For a century and more, precipitation data has been collected with rain gauges and snow measuring devices. Now precipitation can also be inferred from satellite observations. Evapotranspiration is the combination of evaporation from surfaces and plant transpiration, which can also be inferred from satellite observations of surface temperature and other variables combining to make an estimate of surface energy balance. Precipitation is water arriving at earth’s surface, evapotranspiration is water leaving as vapor, which is lighter than air and tends to move upward. Water on land also represents sunlight energy: about a third of the sunlight energy reaching the earth’s surface evaporates water.

OpenET provides “scientifically rigorous satellite-based evapotranspiration (ET) data” and is easy to use, giving monthly totals of 6 ET models and precipitation. It includes a Farms tool that can provide detailed reports (including daily estimates) of ET on specific fields or parcels. It runs on Google’s Earth Engine, “a multi-petabyte catalog of satellite imagery and geospatial datasets with planetary-scale analysis capabilities.”

A few months ago, the OpenET consortium extended their estimates of evapotranspiration back to the year 2000, which made possible a viewer/explorer app (also on Earth Engine) for water balance (precipitation minus evapotranspiration) in the western U.S. over a longer time span. (OpenET now provides estimates for the eastern U.S. from January 2020 on its Data Explorer.) This app is now public at

https://managingwholes.users.earthengine.app/view/precipvset

In the screenshot above, blue represents Landsat-sized 30-meter pixels where precipitation exceeds evapotranspiration, green the reverse (often irrigated or sub-irrigated), and white where precipitation and evapotranspiration are approximately in balance, averaged over the 24-year period.

The app also allows you to chart 24 years of annual ET, precipitation, and the difference at a point, such as this one in an unirrigated field in eastern Oregon that shows the alternating pattern of wheat/fallow:

The chart below may show increased effectiveness of water cycling (less bare ground, less runoff?) on unirrigated Montana rangeland from 2021 to 2024. The rise in ET (on vegetated landscapes, most ET is from plant transpiration) may also reflect a better distribution of rainfall over time. Local knowledge is a critical ingredient here.

The app also provides several additional map layers for understanding water cycling:

  • an “anomaly” layer, showing the change or difference in water balance between water years 2022-24 and the mean of 2001-2024

  • an NDVI (normalized difference vegetation index, an indicator of photosynthesis) layer approximating the median NDVI since 2013 from Landsat 8

  • a hillshade layer indicating slope and aspect, as water runs downhill, and precipitation falling on ridges can contribute to ET further down.

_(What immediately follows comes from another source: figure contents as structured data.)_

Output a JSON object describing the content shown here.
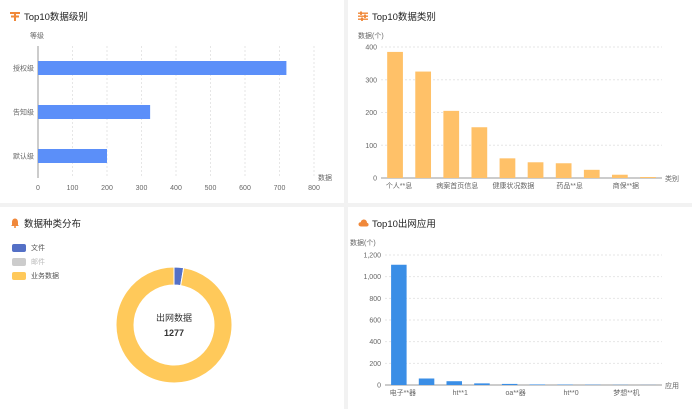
{
  "panels": {
    "level": {
      "title": "Top10数据级别"
    },
    "category": {
      "title": "Top10数据类别"
    },
    "types": {
      "title": "数据种类分布"
    },
    "apps": {
      "title": "Top10出网应用"
    }
  },
  "chart_data": [
    {
      "id": "level",
      "type": "bar",
      "orientation": "horizontal",
      "title": "Top10数据级别",
      "ylabel": "等级",
      "xlabel": "数据",
      "categories": [
        "授权级",
        "告知级",
        "默认级"
      ],
      "values": [
        720,
        325,
        200
      ],
      "xlim": [
        0,
        800
      ],
      "xticks": [
        0,
        100,
        200,
        300,
        400,
        500,
        600,
        700,
        800
      ],
      "color": "#5b8ff9",
      "grid": true
    },
    {
      "id": "category",
      "type": "bar",
      "title": "Top10数据类别",
      "ylabel": "数据(个)",
      "xlabel": "类别",
      "categories": [
        "个人**息",
        "c2",
        "病案首页信息",
        "c4",
        "健康状况数据",
        "c6",
        "药品**息",
        "c8",
        "商保**据",
        "c10"
      ],
      "category_labels": [
        "个人**息",
        "",
        "病案首页信息",
        "",
        "健康状况数据",
        "",
        "药品**息",
        "",
        "商保**据",
        ""
      ],
      "values": [
        385,
        325,
        205,
        155,
        60,
        48,
        45,
        25,
        10,
        3
      ],
      "ylim": [
        0,
        400
      ],
      "yticks": [
        0,
        100,
        200,
        300,
        400
      ],
      "color": "#ffc168",
      "grid": true
    },
    {
      "id": "types",
      "type": "pie",
      "title": "数据种类分布",
      "labels": [
        "文件",
        "邮件",
        "业务数据"
      ],
      "values": [
        34,
        0,
        1243
      ],
      "colors": [
        "#5470c6",
        "#cccccc",
        "#ffc95a"
      ],
      "center_label": "出网数据",
      "total": "1277"
    },
    {
      "id": "apps",
      "type": "bar",
      "title": "Top10出网应用",
      "ylabel": "数据(个)",
      "xlabel": "应用",
      "categories": [
        "a1",
        "a2",
        "a3",
        "a4",
        "a5",
        "a6",
        "a7",
        "a8",
        "a9",
        "a10"
      ],
      "category_labels": [
        "电子**器",
        "",
        "ht**1",
        "",
        "oa**器",
        "",
        "ht**0",
        "",
        "梦想**机",
        ""
      ],
      "values": [
        1110,
        60,
        35,
        15,
        10,
        5,
        4,
        3,
        2,
        1
      ],
      "ylim": [
        0,
        1200
      ],
      "yticks": [
        0,
        200,
        400,
        600,
        800,
        1000,
        1200
      ],
      "ytick_labels": [
        "0",
        "200",
        "400",
        "600",
        "800",
        "1,000",
        "1,200"
      ],
      "color": "#3a8ee6",
      "grid": true
    }
  ]
}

The effectiveness of water cycling, especially in more arid or brittle areas, is a major factor in soil health and landscape function, a major factor in the ability of a landscape to capture and use sunlight energy in the form of water, which in turn is conditioned by the photosynthesis of plants and the porosity and aggregation of soil. The OpenET estimates provide a window over space and time for this.